A Gun Exchanged for Billy the Kid's Mare
And other historic firearms that sold at Rock Island Auction.
By: Meghan Saar 03/01/2007
“I want no man who hesitates,” Frank Stewart told his Panhandle stockmen when they had realized that they weren’t just rounding up some stolen steer near Fort Sumner—they were going after Billy the Kid and his gang.
Yet Frank Stewart and Lincoln County Sheriff Pat Garrett had a little fun along the way. While resting in Puerto de Luna, New Mexico, Garrett reported how Francisco Aragon entertained the men with his boasts that he, alone, would fight the desperadoes and turn them over to Garrett. The sheriff decided to play along with bold Aragon and, the next morning, he watched him try to recruit volunteers. Aragon was not ready by 10 a.m., nor 2 p.m., and finally declined to join in the fight. “It was with difficulty I prevented Stewart from roping and dragging him by the horn of his saddle,” reported Garrett in his book, The Authentic Life of Billy the Kid.
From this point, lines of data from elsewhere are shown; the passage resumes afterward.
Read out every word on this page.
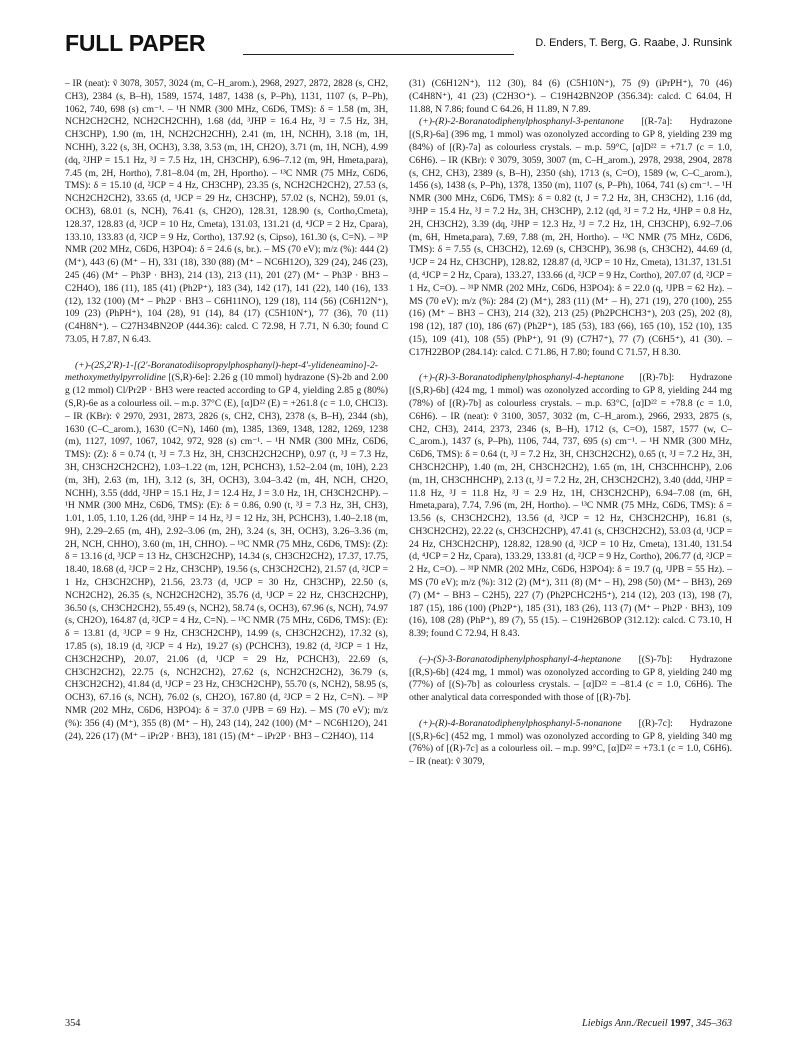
FULL PAPER	D. Enders, T. Berg, G. Raabe, J. Runsink

– IR (neat): ṽ 3078, 3057, 3024 (m, C–H_arom.), 2968, 2927, 2872, 2828 (s, CH2, CH3), 2384 (s, B–H), 1589, 1574, 1487, 1438 (s, P–Ph), 1131, 1107 (s, P–Ph), 1062, 740, 698 (s) cm⁻¹. – ¹H NMR (300 MHz, C6D6, TMS): δ = 1.58 (m, 3H, NCH2CH2CH2, NCH2CH2CHH), 1.68 (dd, ³JHP = 16.4 Hz, ³J = 7.5 Hz, 3H, CH3CHP), 1.90 (m, 1H, NCH2CH2CHH), 2.41 (m, 1H, NCHH), 3.18 (m, 1H, NCHH), 3.22 (s, 3H, OCH3), 3.38, 3.53 (m, 1H, CH2O), 3.71 (m, 1H, NCH), 4.99 (dq, ²JHP = 15.1 Hz, ³J = 7.5 Hz, 1H, CH3CHP), 6.96–7.12 (m, 9H, Hmeta,para), 7.45 (m, 2H, Hortho), 7.81–8.04 (m, 2H, Hportho). – ¹³C NMR (75 MHz, C6D6, TMS): δ = 15.10 (d, ²JCP = 4 Hz, CH3CHP), 23.35 (s, NCH2CH2CH2), 27.53 (s, NCH2CH2CH2), 33.65 (d, ¹JCP = 29 Hz, CH3CHP), 57.02 (s, NCH2), 59.01 (s, OCH3), 68.01 (s, NCH), 76.41 (s, CH2O), 128.31, 128.90 (s, Cortho,Cmeta), 128.37, 128.83 (d, ³JCP = 10 Hz, Cmeta), 131.03, 131.21 (d, ⁴JCP = 2 Hz, Cpara), 133.10, 133.83 (d, ²JCP = 9 Hz, Cortho), 137.92 (s, Cipso), 161.30 (s, C=N). – ³¹P NMR (202 MHz, C6D6, H3PO4): δ = 24.6 (s, br.). – MS (70 eV); m/z (%): 444 (2) (M⁺), 443 (6) (M⁺ – H), 331 (18), 330 (88) (M⁺ – NC6H12O), 329 (24), 246 (23), 245 (46) (M⁺ – Ph3P · BH3), 214 (13), 213 (11), 201 (27) (M⁺ – Ph3P · BH3 – C2H4O), 186 (11), 185 (41) (Ph2P⁺), 183 (34), 142 (17), 141 (22), 140 (16), 133 (12), 132 (100) (M⁺ – Ph2P · BH3 – C6H11NO), 129 (18), 114 (56) (C6H12N⁺), 109 (23) (PhPH⁺), 104 (28), 91 (14), 84 (17) (C5H10N⁺), 77 (36), 70 (11) (C4H8N⁺). – C27H34BN2OP (444.36): calcd. C 72.98, H 7.71, N 6.30; found C 73.05, H 7.87, N 6.43.

(+)-(2S,2′R)-1-[(2′-Boranatodiisopropylphosphanyl)-hept-4′-ylideneamino]-2-methoxymethylpyrrolidine [(S,R)-6e]: 2.26 g (10 mmol) hydrazone (S)-2b and 2.00 g (12 mmol) Cl/Pr2P · BH3 were reacted according to GP 4, yielding 2.85 g (80%) (S,R)-6e as a colourless oil. – m.p. 37°C (E), [α]D²² (E) = +261.8 (c = 1.0, CHCl3). – IR (KBr): ṽ 2970, 2931, 2873, 2826 (s, CH2, CH3), 2378 (s, B–H), 2344 (sh), 1630 (C–C_arom.), 1630 (C=N), 1460 (m), 1385, 1369, 1348, 1282, 1269, 1238 (m), 1127, 1097, 1067, 1042, 972, 928 (s) cm⁻¹. – ¹H NMR (300 MHz, C6D6, TMS): (Z): δ = 0.74 (t, ³J = 7.3 Hz, 3H, CH3CH2CH2CHP), 0.97 (t, ³J = 7.3 Hz, 3H, CH3CH2CH2CH2), 1.03–1.22 (m, 12H, PCHCH3), 1.52–2.04 (m, 10H), 2.23 (m, 3H), 2.63 (m, 1H), 3.12 (s, 3H, OCH3), 3.04–3.42 (m, 4H, NCH, CH2O, NCHH), 3.55 (ddd, ²JHP = 15.1 Hz, J = 12.4 Hz, J = 3.0 Hz, 1H, CH3CH2CHP). – ¹H NMR (300 MHz, C6D6, TMS): (E): δ = 0.86, 0.90 (t, ³J = 7.3 Hz, 3H, CH3), 1.01, 1.05, 1.10, 1.26 (dd, ³JHP = 14 Hz, ³J = 12 Hz, 3H, PCHCH3), 1.40–2.18 (m, 9H), 2.29–2.65 (m, 4H), 2.92–3.06 (m, 2H), 3.24 (s, 3H, OCH3), 3.26–3.36 (m, 2H, NCH, CHHO), 3.60 (m, 1H, CHHO). – ¹³C NMR (75 MHz, C6D6, TMS): (Z): δ = 13.16 (d, ³JCP = 13 Hz, CH3CH2CHP), 14.34 (s, CH3CH2CH2), 17.37, 17.75, 18.40, 18.68 (d, ²JCP = 2 Hz, CH3CHP), 19.56 (s, CH3CH2CH2), 21.57 (d, ²JCP = 1 Hz, CH3CH2CHP), 21.56, 23.73 (d, ¹JCP = 30 Hz, CH3CHP), 22.50 (s, NCH2CH2), 26.35 (s, NCH2CH2CH2), 35.76 (d, ¹JCP = 22 Hz, CH3CH2CHP), 36.50 (s, CH3CH2CH2), 55.49 (s, NCH2), 58.74 (s, OCH3), 67.96 (s, NCH), 74.97 (s, CH2O), 164.87 (d, ²JCP = 4 Hz, C=N). – ¹³C NMR (75 MHz, C6D6, TMS): (E): δ = 13.81 (d, ³JCP = 9 Hz, CH3CH2CHP), 14.99 (s, CH3CH2CH2), 17.32 (s), 17.85 (s), 18.19 (d, ²JCP = 4 Hz), 19.27 (s) (PCHCH3), 19.82 (d, ²JCP = 1 Hz, CH3CH2CHP), 20.07, 21.06 (d, ¹JCP = 29 Hz, PCHCH3), 22.69 (s, CH3CH2CH2), 22.75 (s, NCH2CH2), 27.62 (s, NCH2CH2CH2), 36.79 (s, CH3CH2CH2), 41.84 (d, ¹JCP = 23 Hz, CH3CH2CHP), 55.70 (s, NCH2), 58.95 (s, OCH3), 67.16 (s, NCH), 76.02 (s, CH2O), 167.80 (d, ²JCP = 2 Hz, C=N). – ³¹P NMR (202 MHz, C6D6, H3PO4): δ = 37.0 (¹JPB = 69 Hz). – MS (70 eV); m/z (%): 356 (4) (M⁺), 355 (8) (M⁺ – H), 243 (14), 242 (100) (M⁺ – NC6H12O), 241 (24), 226 (17) (M⁺ – iPr2P · BH3), 181 (15) (M⁺ – iPr2P · BH3 – C2H4O), 114

(31) (C6H12N⁺), 112 (30), 84 (6) (C5H10N⁺), 75 (9) (iPrPH⁺), 70 (46) (C4H8N⁺), 41 (23) (C2H3O⁺). – C19H42BN2OP (356.34): calcd. C 64.04, H 11.88, N 7.86; found C 64.26, H 11.89, N 7.89.

(+)-(R)-2-Boranatodiphenylphosphanyl-3-pentanone [(R-7a]: Hydrazone [(S,R)-6a] (396 mg, 1 mmol) was ozonolyzed according to GP 8, yielding 239 mg (84%) of [(R)-7a] as colourless crystals. – m.p. 59°C, [α]D²² = +71.7 (c = 1.0, C6H6). – IR (KBr): ṽ 3079, 3059, 3007 (m, C–H_arom.), 2978, 2938, 2904, 2878 (s, CH2, CH3), 2389 (s, B–H), 2350 (sh), 1713 (s, C=O), 1589 (w, C–C_arom.), 1456 (s), 1438 (s, P–Ph), 1378, 1350 (m), 1107 (s, P–Ph), 1064, 741 (s) cm⁻¹. – ¹H NMR (300 MHz, C6D6, TMS): δ = 0.82 (t, J = 7.2 Hz, 3H, CH3CH2), 1.16 (dd, ³JHP = 15.4 Hz, ³J = 7.2 Hz, 3H, CH3CHP), 2.12 (qd, ³J = 7.2 Hz, ⁴JHP = 0.8 Hz, 2H, CH3CH2), 3.39 (dq, ²JHP = 12.3 Hz, ³J = 7.2 Hz, 1H, CH3CHP), 6.92–7.06 (m, 6H, Hmeta,para), 7.69, 7.88 (m, 2H, Hortho). – ¹³C NMR (75 MHz, C6D6, TMS): δ = 7.55 (s, CH3CH2), 12.69 (s, CH3CHP), 36.98 (s, CH3CH2), 44.69 (d, ¹JCP = 24 Hz, CH3CHP), 128.82, 128.87 (d, ³JCP = 10 Hz, Cmeta), 131.37, 131.51 (d, ⁴JCP = 2 Hz, Cpara), 133.27, 133.66 (d, ²JCP = 9 Hz, Cortho), 207.07 (d, ²JCP = 1 Hz, C=O). – ³¹P NMR (202 MHz, C6D6, H3PO4): δ = 22.0 (q, ¹JPB = 62 Hz). – MS (70 eV); m/z (%): 284 (2) (M⁺), 283 (11) (M⁺ – H), 271 (19), 270 (100), 255 (16) (M⁺ – BH3 – CH3), 214 (32), 213 (25) (Ph2PCHCH3⁺), 203 (25), 202 (8), 198 (12), 187 (10), 186 (67) (Ph2P⁺), 185 (53), 183 (66), 165 (10), 152 (10), 135 (15), 109 (41), 108 (55) (PhP⁺), 91 (9) (C7H7⁺), 77 (7) (C6H5⁺), 41 (30). – C17H22BOP (284.14): calcd. C 71.86, H 7.80; found C 71.57, H 8.30.

(+)-(R)-3-Boranatodiphenylphosphanyl-4-heptanone [(R)-7b]: Hydrazone [(S,R)-6b] (424 mg, 1 mmol) was ozonolyzed according to GP 8, yielding 244 mg (78%) of [(R)-7b] as colourless crystals. – m.p. 63°C, [α]D²² = +78.8 (c = 1.0, C6H6). – IR (neat): ṽ 3100, 3057, 3032 (m, C–H_arom.), 2966, 2933, 2875 (s, CH2, CH3), 2414, 2373, 2346 (s, B–H), 1712 (s, C=O), 1587, 1577 (w, C–C_arom.), 1437 (s, P–Ph), 1106, 744, 737, 695 (s) cm⁻¹. – ¹H NMR (300 MHz, C6D6, TMS): δ = 0.64 (t, ³J = 7.2 Hz, 3H, CH3CH2CH2), 0.65 (t, ³J = 7.2 Hz, 3H, CH3CH2CHP), 1.40 (m, 2H, CH3CH2CH2), 1.65 (m, 1H, CH3CHHCHP), 2.06 (m, 1H, CH3CHHCHP), 2.13 (t, ³J = 7.2 Hz, 2H, CH3CH2CH2), 3.40 (ddd, ²JHP = 11.8 Hz, ³J = 11.8 Hz, ³J = 2.9 Hz, 1H, CH3CH2CHP), 6.94–7.08 (m, 6H, Hmeta,para), 7.74, 7.96 (m, 2H, Hortho). – ¹³C NMR (75 MHz, C6D6, TMS): δ = 13.56 (s, CH3CH2CH2), 13.56 (d, ³JCP = 12 Hz, CH3CH2CHP), 16.81 (s, CH3CH2CH2), 22.22 (s, CH3CH2CHP), 47.41 (s, CH3CH2CH2), 53.03 (d, ¹JCP = 24 Hz, CH3CH2CHP), 128.82, 128.90 (d, ³JCP = 10 Hz, Cmeta), 131.40, 131.54 (d, ⁴JCP = 2 Hz, Cpara), 133.29, 133.81 (d, ²JCP = 9 Hz, Cortho), 206.77 (d, ²JCP = 2 Hz, C=O). – ³¹P NMR (202 MHz, C6D6, H3PO4): δ = 19.7 (q, ¹JPB = 55 Hz). – MS (70 eV); m/z (%): 312 (2) (M⁺), 311 (8) (M⁺ – H), 298 (50) (M⁺ – BH3), 269 (7) (M⁺ – BH3 – C2H5), 227 (7) (Ph2PCHC2H5⁺), 214 (12), 203 (13), 198 (7), 187 (15), 186 (100) (Ph2P⁺), 185 (31), 183 (26), 113 (7) (M⁺ – Ph2P · BH3), 109 (16), 108 (28) (PhP⁺), 89 (7), 55 (15). – C19H26BOP (312.12): calcd. C 73.10, H 8.39; found C 72.94, H 8.43.

(–)-(S)-3-Boranatodiphenylphosphanyl-4-heptanone [(S)-7b]: Hydrazone [(R,S)-6b] (424 mg, 1 mmol) was ozonolyzed according to GP 8, yielding 240 mg (77%) of [(S)-7b] as colourless crystals. – [α]D²² = –81.4 (c = 1.0, C6H6). The other analytical data corresponded with those of [(R)-7b].

(+)-(R)-4-Boranatodiphenylphosphanyl-5-nonanone [(R)-7c]: Hydrazone [(S,R)-6c] (452 mg, 1 mmol) was ozonolyzed according to GP 8, yielding 340 mg (76%) of [(R)-7c] as a colourless oil. – m.p. 99°C, [α]D²² = +73.1 (c = 1.0, C6H6). – IR (neat): ṽ 3079,

354	Liebigs Ann./Recueil 1997, 345–363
Eventually, the posse would make its way to Stinking Springs, where they surrounded an abandoned house and convinced the Kid, Billy Wilson, Tom Pickett and Dave Rudabaugh to surrender on December 23, 1880, by tempting their stomachs with meat roasting over a campfire (Charley Bowdre was shot and killed earlier). Stewart, Garrett and the rest of the men led the prisoners to Las Vegas. On the way, at Fort Sumner, the Kid had made a present of his favorite mare to Stewart because “he expected his business would be so confining for the next few months that he would hardly find time for horseback exercise,” Garrett reported.
The Las Vegas Gazette confirmed the gift of the mare and also reported that W. Scott Moore, the owner of the Adobe Hotel in Las Vegas, made a New Year’s present of a Colt Frontier six-shooter to Stewart. In return, Stewart gave Moore’s wife Billy the Kid’s mare, which she renamed “Kid Stewart Moore,” reported The Las Vegas Gazette on January 7, 1881. (Billy the Kid would dispute this gift, stating he actually sold his mare to his attorney, Edgar Cayplese.)
That frontier six-shooter sold for an $80,000 bid by Rock Island Auction during its December 2-4, 2006, collectible firearms auction. Other historic firearms were included in the auction that hammered in at around $8 million.